Bir “Cumhuriyet Bayramı”nda gösterime giren “Mustafa” belgeseliyle piyasaya sürülüp bolca parlatılan Can Dündar sessiz sedasız, telifli bir yazar olarak Cumhuriyet’e gelir ve ilk yazısı 25 Ekim 2013’te yayınlanır.
17/25 FETÖ Darbesi’nden çok kısa bir süre önce Cumhuriyet’e gönderilen Can Dündar, ilk yazısında ne kadar kökten Cumhuriyetçi olduğunu anlatarak operasyona damardan girmiştir.
Kısa süre sonra başlayan 17/25 darbesini Cumhuriyet, “Yolsuzluk iddiasıyla büyük operasyon: PİMİ ÇEKTİLER” manşetiyle “gazete” gibi görür.

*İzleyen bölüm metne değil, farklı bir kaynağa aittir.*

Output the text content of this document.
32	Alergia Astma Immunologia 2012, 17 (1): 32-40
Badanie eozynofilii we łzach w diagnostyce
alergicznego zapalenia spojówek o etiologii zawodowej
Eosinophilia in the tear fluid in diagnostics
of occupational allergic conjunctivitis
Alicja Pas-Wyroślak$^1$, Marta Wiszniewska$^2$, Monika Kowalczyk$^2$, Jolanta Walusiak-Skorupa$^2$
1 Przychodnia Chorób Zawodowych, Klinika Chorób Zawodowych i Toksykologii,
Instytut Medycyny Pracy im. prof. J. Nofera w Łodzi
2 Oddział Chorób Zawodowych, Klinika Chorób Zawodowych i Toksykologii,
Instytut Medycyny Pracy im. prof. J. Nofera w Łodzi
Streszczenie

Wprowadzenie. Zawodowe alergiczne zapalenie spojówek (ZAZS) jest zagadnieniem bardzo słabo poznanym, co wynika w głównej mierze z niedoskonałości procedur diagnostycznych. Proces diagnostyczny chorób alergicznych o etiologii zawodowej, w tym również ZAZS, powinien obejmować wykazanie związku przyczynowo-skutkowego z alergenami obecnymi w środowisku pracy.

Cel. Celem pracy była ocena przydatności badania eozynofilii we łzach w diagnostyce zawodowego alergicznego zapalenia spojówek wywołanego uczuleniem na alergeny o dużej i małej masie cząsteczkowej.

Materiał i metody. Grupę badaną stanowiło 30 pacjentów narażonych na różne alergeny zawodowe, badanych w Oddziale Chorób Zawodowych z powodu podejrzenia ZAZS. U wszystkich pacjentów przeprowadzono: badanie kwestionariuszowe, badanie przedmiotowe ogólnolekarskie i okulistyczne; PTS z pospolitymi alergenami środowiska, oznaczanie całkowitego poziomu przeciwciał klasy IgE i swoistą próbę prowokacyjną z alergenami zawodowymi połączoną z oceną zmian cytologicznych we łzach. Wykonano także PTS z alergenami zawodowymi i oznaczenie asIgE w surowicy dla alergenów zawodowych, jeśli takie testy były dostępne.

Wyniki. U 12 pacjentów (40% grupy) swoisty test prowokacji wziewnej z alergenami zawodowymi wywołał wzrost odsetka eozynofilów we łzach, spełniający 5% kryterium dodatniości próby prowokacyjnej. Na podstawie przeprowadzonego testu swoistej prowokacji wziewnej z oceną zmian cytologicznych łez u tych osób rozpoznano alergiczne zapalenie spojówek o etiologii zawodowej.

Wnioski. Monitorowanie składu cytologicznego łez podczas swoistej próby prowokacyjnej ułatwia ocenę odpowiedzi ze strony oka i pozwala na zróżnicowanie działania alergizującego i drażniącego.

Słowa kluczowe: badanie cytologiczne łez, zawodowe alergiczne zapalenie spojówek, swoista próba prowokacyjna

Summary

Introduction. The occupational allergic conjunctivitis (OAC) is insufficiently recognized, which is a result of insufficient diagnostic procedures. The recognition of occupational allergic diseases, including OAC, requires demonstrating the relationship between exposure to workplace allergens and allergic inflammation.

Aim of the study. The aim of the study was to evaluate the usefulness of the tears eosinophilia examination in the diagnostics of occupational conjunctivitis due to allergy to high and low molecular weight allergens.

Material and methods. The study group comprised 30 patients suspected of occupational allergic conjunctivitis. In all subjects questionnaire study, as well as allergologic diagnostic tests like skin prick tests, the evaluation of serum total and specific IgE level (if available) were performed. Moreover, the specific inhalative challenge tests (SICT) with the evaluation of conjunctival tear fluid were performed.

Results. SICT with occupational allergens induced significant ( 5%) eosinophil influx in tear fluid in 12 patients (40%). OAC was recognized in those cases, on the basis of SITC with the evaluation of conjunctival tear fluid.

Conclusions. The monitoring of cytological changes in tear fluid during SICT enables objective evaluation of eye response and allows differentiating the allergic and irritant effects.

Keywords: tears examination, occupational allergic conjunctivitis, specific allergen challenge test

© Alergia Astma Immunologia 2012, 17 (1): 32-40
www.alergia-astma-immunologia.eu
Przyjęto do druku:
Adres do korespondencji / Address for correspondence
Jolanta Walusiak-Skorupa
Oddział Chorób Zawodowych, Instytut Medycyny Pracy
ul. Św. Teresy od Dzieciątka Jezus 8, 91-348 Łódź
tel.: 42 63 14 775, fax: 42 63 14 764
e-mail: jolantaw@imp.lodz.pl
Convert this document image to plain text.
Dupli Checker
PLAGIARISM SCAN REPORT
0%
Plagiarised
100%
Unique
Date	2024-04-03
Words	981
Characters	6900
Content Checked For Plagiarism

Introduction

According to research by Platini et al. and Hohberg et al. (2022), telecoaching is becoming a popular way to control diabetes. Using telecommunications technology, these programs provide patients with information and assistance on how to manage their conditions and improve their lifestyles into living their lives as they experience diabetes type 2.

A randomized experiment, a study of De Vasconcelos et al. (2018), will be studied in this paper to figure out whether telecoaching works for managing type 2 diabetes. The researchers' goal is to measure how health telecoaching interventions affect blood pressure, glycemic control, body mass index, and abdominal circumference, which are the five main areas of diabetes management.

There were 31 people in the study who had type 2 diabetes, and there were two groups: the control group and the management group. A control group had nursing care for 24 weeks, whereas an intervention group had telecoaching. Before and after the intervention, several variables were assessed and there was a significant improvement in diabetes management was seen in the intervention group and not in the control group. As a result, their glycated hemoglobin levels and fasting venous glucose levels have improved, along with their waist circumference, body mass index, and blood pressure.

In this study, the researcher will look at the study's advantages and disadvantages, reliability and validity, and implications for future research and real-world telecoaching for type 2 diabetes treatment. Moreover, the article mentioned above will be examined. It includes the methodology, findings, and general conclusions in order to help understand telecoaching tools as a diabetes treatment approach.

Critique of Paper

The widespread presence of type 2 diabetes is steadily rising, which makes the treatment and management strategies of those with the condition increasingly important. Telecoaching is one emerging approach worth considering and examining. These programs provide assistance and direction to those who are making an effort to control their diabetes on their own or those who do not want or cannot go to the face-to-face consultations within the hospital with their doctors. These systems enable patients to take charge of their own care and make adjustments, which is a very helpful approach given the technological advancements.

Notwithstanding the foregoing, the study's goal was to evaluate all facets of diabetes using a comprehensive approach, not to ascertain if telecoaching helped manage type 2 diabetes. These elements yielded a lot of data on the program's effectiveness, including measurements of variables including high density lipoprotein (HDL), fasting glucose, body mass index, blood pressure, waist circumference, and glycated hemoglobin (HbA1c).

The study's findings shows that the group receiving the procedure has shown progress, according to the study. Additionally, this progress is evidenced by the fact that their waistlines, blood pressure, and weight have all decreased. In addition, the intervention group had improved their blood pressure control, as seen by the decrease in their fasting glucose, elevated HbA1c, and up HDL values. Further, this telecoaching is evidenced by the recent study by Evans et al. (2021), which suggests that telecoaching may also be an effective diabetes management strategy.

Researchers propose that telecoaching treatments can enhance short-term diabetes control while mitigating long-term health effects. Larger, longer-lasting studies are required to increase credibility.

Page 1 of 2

Ama artık “uyuyan Can”ın uyanma vakti gelmiştir.
O dönemde Cumhuriyet Vakfı’nda hareketli günler yaşanmaktadır.
12 Eylül döneminde yurt dışına kaçtığı için hakkında kesinleşen 7.5 yıllık hapis cezasından yırtan Aydın Engin 12 yıl sonra ve tam da o günlerde tekrar Cumhuriyet’e avdet etmişti.
Bu ve beraberindeki takviyelere yönetimdeki Orhan Erinç’in de eklenmesiyle birlikte Başkan Akın Atalay yeterli desteğe kavuşmuştu ve operasyon için düğmeye basıldı.
Cumhuriyet’te de Paralel Yönetim devri başlamıştı. Toplantılar dışarda birileriyle yapılıyor ve kararlar da “paralel yayın yönetmeni Can Dündar” tarafından uygulanıyordu.
Nitekim Aydın Engin’in yazılarına başladığı 3 Ağustos 2014 günü Can Dündar’ın, Cumhurbaşkanı Erdoğan ve oğlu Bilal Erdoğan’a seviyesiz hakaretlerden oluşan “Arkadaşımın Babası” yazı dizisi de üç gün yarım sayfa anonslanıp yayına başlamıştı.
Bu yapılanların gazetecilikle de muhalefetle de ilgisi olmadığını ve Cumhuriyet’in genleriyle oynandığını dile getiren Yayın Yönetmeni İbrahim Yıldız’ı dinlemek bir tarafa yıldırıp uzaklaştırmak için her şey yapılıyordu.